Ma ecco che, dopo il 1950, viene
alla ribalta il giovanotto di cui ho parlato all’inizio, il quale asserì di
aver visto il fantasma di un soldato tedesco, morto nello scoppio della
mina, e il cui cadavere, a detta dello stesso spirito attendeva, fra i detriti
del fosso, una più umana sepoltura. È inutile dire che mai un cadavere di un
soldato tedesco, o i resti di un qualunque cadavere era stato trovato tra le
macerie del ponte caduto, né, ovviamente, fu cercato e trovato dopo la rivelazione. Ma quel giovane
insisteva nell’asserzione di aver parlato con il fantasma, di aver ricevuto,
anzi, persino delle sigarette, manco a dirlo di marca tedesca, che naturalmente
egli aveva fumato, e nelle sue fantastiche elucubrazioni smozzicava anche, egli
che non conosceva nemmeno l’italiano, né aveva compiuto particolari studi, né
mai era stato fuori di Irsina, frasi sedicenti tedesche.

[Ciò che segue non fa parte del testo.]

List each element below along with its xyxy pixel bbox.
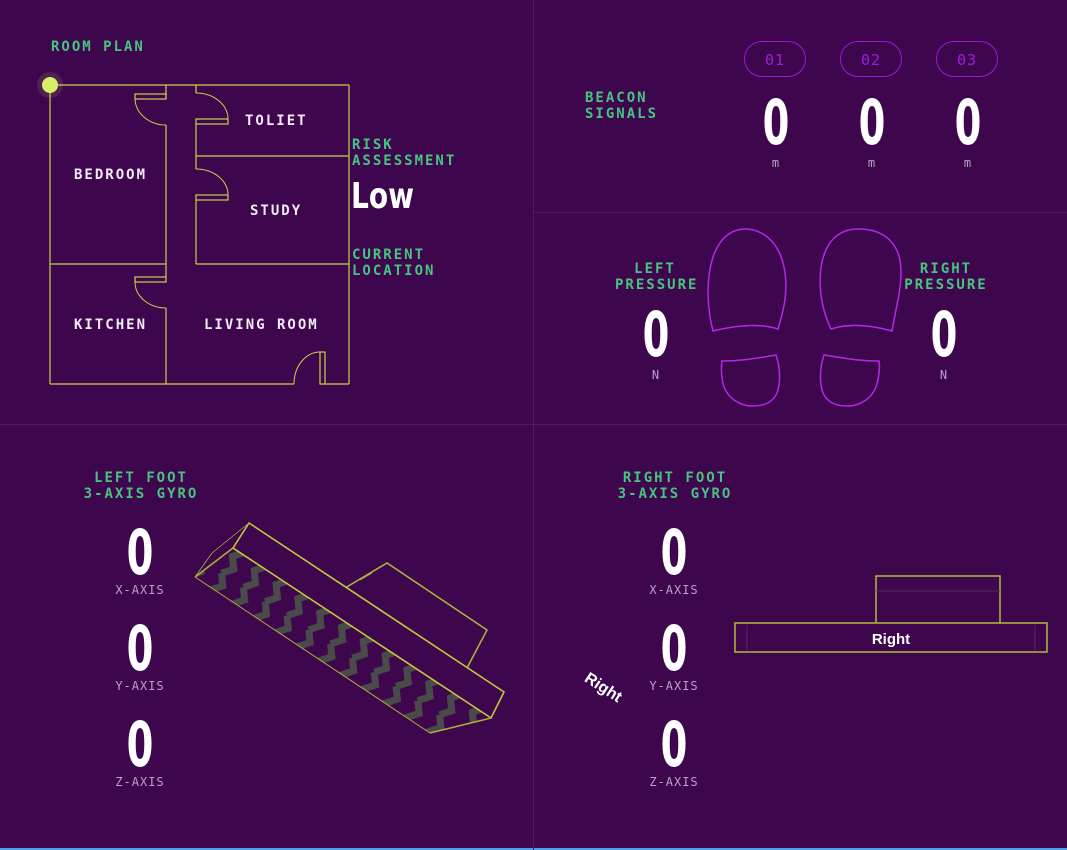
beacon-distance-value: 0 (858, 86, 886, 159)
right-foot-heel-icon (819, 354, 881, 407)
footprints (707, 228, 902, 407)
beacon-id-pill[interactable]: 03 (936, 41, 998, 77)
pressure-panel: LEFT PRESSURE 0 N RIGHT PRESSURE 0 N (533, 212, 1067, 424)
door-entrance (319, 351, 326, 385)
beacon-distance-value: 0 (954, 86, 982, 159)
door-swing (134, 98, 167, 126)
beacon-distance-unit: m (771, 156, 781, 170)
room-label-toilet[interactable]: TOLIET (245, 113, 308, 129)
door-study (195, 194, 229, 201)
door-swing (195, 92, 229, 120)
door-toilet (195, 118, 229, 125)
beacon-distance-unit: m (963, 156, 973, 170)
door-swing (195, 168, 229, 196)
right-foot-forefoot-icon (819, 228, 902, 332)
beacon-signals-panel: BEACON SIGNALS 01 0 m 02 0 m 03 0 m (533, 0, 1067, 212)
beacon-distance-value: 0 (762, 86, 790, 159)
beacon-id-pill[interactable]: 02 (840, 41, 902, 77)
current-location-label: CURRENT LOCATION (352, 247, 436, 279)
room-label-kitchen[interactable]: KITCHEN (74, 317, 147, 333)
right-shoe-3d-model[interactable]: Right (533, 425, 1067, 850)
room-label-study[interactable]: STUDY (250, 203, 302, 219)
right-gyro-panel: RIGHT FOOT 3-AXIS GYRO 0 X-AXIS 0 Y-AXIS… (533, 425, 1067, 850)
left-foot-forefoot-icon (707, 228, 787, 332)
left-gyro-panel: LEFT FOOT 3-AXIS GYRO 0 X-AXIS 0 Y-AXIS … (0, 425, 626, 850)
shoe-sole-side (195, 548, 491, 733)
room-label-living-room[interactable]: LIVING ROOM (204, 317, 319, 333)
risk-assessment-value: Low (351, 176, 415, 217)
shoe-heel-block (875, 575, 1001, 625)
risk-assessment-label: RISK ASSESSMENT (352, 137, 457, 169)
room-plan-panel: ROOM PLAN BEDROOM TOLIET STUDY KITCHEN L… (0, 0, 533, 424)
door-kitchen (134, 276, 167, 283)
room-label-bedroom[interactable]: BEDROOM (74, 167, 147, 183)
left-foot-heel-icon (720, 354, 781, 407)
beacon-signals-title: BEACON SIGNALS (585, 90, 659, 122)
door-bedroom (134, 93, 167, 100)
location-marker (42, 77, 58, 93)
door-swing (293, 351, 321, 385)
shoe-model-label: Right (872, 631, 910, 648)
left-shoe-3d-model[interactable]: Right (0, 425, 625, 850)
beacon-distance-unit: m (867, 156, 877, 170)
door-swing (134, 281, 167, 309)
beacon-id-pill[interactable]: 01 (744, 41, 806, 77)
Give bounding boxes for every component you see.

È certo però che
questo episodio segna un po’ l’apice ed il declino anche, di tali credenze,
perché, se è vero che in un primo momento tutta la popolazione, o quasi,
credette al racconto fantasioso, ben presto nell’opinione pubblica sorsero
correnti contrastanti di increduli e di ironici, disincantati burloni i quali
suggerivano che il giovanotto non vivesse più in ozio e fosse mandato a
lavorare. I familiari, ad ogni buon conto, ricorsero al prete e lo fecero
esorcizzare quale indemoniato.
I morti disgraziati, dunque, continuano ad aggirarsi per questo mondo qualche volta con
buone intenzioni, quasi sempre incattiviti dal loro stato e si presentano ai
vivi sotto forma di fantasmi o di spiriti come si dice da noi. Ma non vi è
nessuna possibilità, per loro, di ritornare fra i vivi. Una leggenda a questo
proposito, narra che il custode del cimitero ha l’ordine di somministrare un
cucchiaino di una sostanza dolcissima e velenosissima a chi, per qualsiasi
motivo pensi di svegliarsi dal sonno eterno dei morti per tornare a vivere su
questa terra, come qualmente accadde ad un ragazzo dodicenne la cui madre, per
il dolore, impazzì fino a divorarsi le mani. La leggenda ricorda l’episodio del
dantesco conte Ugolino anche se nel nostro caso la fame non c’entra per niente.